Machine learning applied to data science
Machine learning has become increasingly important for data science analysis as it has been for a multitude of other fields. A defining characteristic of machine learning is the ability of a model to be trained on a set of representative data and then later used to solve similar problems. There is no need to explicitly program an application to solve the problem. A model is a representation of the real-world object.
For example, customer purchases can be used to train a model. Subsequently, predictions can be made about the types of purchases a customer might subsequently make. This allows an organization to tailor ads and coupons for a customer and potentially providing a better customer experience.
Training can be performed in one of several different approaches:
- Supervised learning: The model is trained with annotated, labeled, data showing corresponding correct results
- Unsupervised learning: The data does not contain results, but the model is expected to find relationships on its own
- Semi-supervised: A small amount of labeled data is combined with a larger amount of unlabeled data
- Reinforcement learning: This is similar to supervised learning, but a reward is provided for good results
There are several approaches that support machine learning.
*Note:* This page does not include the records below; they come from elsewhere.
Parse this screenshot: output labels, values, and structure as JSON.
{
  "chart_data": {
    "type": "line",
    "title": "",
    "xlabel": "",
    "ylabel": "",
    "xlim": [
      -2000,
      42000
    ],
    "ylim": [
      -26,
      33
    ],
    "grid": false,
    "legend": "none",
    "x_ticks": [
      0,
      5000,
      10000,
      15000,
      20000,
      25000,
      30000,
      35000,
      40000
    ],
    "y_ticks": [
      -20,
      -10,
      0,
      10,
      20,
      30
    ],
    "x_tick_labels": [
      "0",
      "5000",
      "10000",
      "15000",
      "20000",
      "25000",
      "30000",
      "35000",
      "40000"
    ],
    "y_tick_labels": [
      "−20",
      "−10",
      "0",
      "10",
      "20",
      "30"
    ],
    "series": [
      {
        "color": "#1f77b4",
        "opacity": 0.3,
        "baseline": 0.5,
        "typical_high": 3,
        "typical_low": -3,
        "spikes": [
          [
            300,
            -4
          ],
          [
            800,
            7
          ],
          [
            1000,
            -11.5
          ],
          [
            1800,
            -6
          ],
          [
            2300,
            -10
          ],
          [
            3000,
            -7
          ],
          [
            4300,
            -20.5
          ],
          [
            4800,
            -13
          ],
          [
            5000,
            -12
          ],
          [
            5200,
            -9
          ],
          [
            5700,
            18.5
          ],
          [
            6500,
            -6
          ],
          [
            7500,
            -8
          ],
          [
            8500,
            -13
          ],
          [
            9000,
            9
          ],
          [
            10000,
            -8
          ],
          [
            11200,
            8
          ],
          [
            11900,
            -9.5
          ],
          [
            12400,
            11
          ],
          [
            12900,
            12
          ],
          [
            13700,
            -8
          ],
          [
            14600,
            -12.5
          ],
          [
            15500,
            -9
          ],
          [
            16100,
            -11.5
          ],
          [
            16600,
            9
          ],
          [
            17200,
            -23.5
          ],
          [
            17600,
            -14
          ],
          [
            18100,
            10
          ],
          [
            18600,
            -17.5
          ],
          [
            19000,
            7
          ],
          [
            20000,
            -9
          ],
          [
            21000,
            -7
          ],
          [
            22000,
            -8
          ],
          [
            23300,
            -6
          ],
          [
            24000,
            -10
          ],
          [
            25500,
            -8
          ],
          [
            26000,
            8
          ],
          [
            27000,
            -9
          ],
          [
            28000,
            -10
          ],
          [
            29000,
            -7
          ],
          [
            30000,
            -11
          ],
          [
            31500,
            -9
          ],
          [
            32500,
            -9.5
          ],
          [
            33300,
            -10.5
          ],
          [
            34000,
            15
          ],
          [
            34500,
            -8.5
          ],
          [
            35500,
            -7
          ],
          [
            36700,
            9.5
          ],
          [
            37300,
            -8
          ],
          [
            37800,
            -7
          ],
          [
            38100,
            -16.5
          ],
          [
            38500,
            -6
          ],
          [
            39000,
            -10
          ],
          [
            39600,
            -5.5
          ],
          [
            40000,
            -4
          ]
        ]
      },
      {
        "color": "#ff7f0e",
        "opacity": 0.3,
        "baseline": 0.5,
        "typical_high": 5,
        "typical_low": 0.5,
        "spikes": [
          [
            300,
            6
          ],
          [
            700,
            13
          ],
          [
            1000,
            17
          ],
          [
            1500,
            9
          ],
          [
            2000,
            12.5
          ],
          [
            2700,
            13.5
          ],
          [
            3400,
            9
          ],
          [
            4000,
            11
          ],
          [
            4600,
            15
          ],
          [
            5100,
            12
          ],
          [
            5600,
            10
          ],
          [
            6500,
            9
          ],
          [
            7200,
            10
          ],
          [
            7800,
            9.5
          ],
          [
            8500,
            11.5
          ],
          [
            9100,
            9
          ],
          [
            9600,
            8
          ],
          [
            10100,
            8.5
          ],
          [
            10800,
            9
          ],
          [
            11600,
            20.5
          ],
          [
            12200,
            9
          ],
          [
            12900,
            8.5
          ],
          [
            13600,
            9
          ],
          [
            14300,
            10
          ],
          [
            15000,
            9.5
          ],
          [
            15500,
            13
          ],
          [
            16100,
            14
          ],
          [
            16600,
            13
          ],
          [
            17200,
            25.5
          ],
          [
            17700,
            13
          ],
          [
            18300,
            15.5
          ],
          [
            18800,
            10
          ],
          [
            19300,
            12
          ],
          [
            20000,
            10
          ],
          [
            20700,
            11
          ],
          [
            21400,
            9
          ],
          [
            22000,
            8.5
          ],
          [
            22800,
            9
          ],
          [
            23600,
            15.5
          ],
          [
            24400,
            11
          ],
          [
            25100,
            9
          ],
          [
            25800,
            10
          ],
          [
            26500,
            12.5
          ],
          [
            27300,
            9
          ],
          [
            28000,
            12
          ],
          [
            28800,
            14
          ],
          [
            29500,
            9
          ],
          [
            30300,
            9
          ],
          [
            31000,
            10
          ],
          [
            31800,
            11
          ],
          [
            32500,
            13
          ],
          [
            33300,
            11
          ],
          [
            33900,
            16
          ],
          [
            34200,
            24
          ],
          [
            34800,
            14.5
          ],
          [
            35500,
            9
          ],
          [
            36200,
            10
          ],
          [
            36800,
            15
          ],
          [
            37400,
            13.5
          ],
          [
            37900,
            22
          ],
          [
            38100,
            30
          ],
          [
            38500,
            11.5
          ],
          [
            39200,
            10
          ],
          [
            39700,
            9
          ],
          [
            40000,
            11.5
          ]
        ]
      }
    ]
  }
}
In Chapter 6, Machine Learning, we will illustrate three techniques:
- Decision trees: A tree is constructed using features of the problem as internal nodes and the results as leaves
- Support vector machines: This is used for classification by creating a hyperplane that partitions the dataset and then makes predictions
- Bayesian networks: This is used to depict probabilistic relationships between events
A Support Vector Machine (SVM) is used primarily for classification type problems. The approach creates a hyperplane to categorize data, which can be envisioned as a geometric plane that separates two regions. In a two-dimensional space, it will be a line. In a three-dimensional space, it will be a two-dimensional plane. In Chapter 6, Machine Learning, we will demonstrate how to use the approach using a set of data relating to the propensity of individuals to camp. We will use the Weka class, SMO
, to demonstrate this type of analysis.
The following figure depicts a hyperplane using a distribution of two types of data points. The lines represent possible hyperplanes that separate these points. The lines clearly separate the data points except for one outlier.
Once the model has been trained, the possible hyperplanes are considered and predictions can then be made using similar data.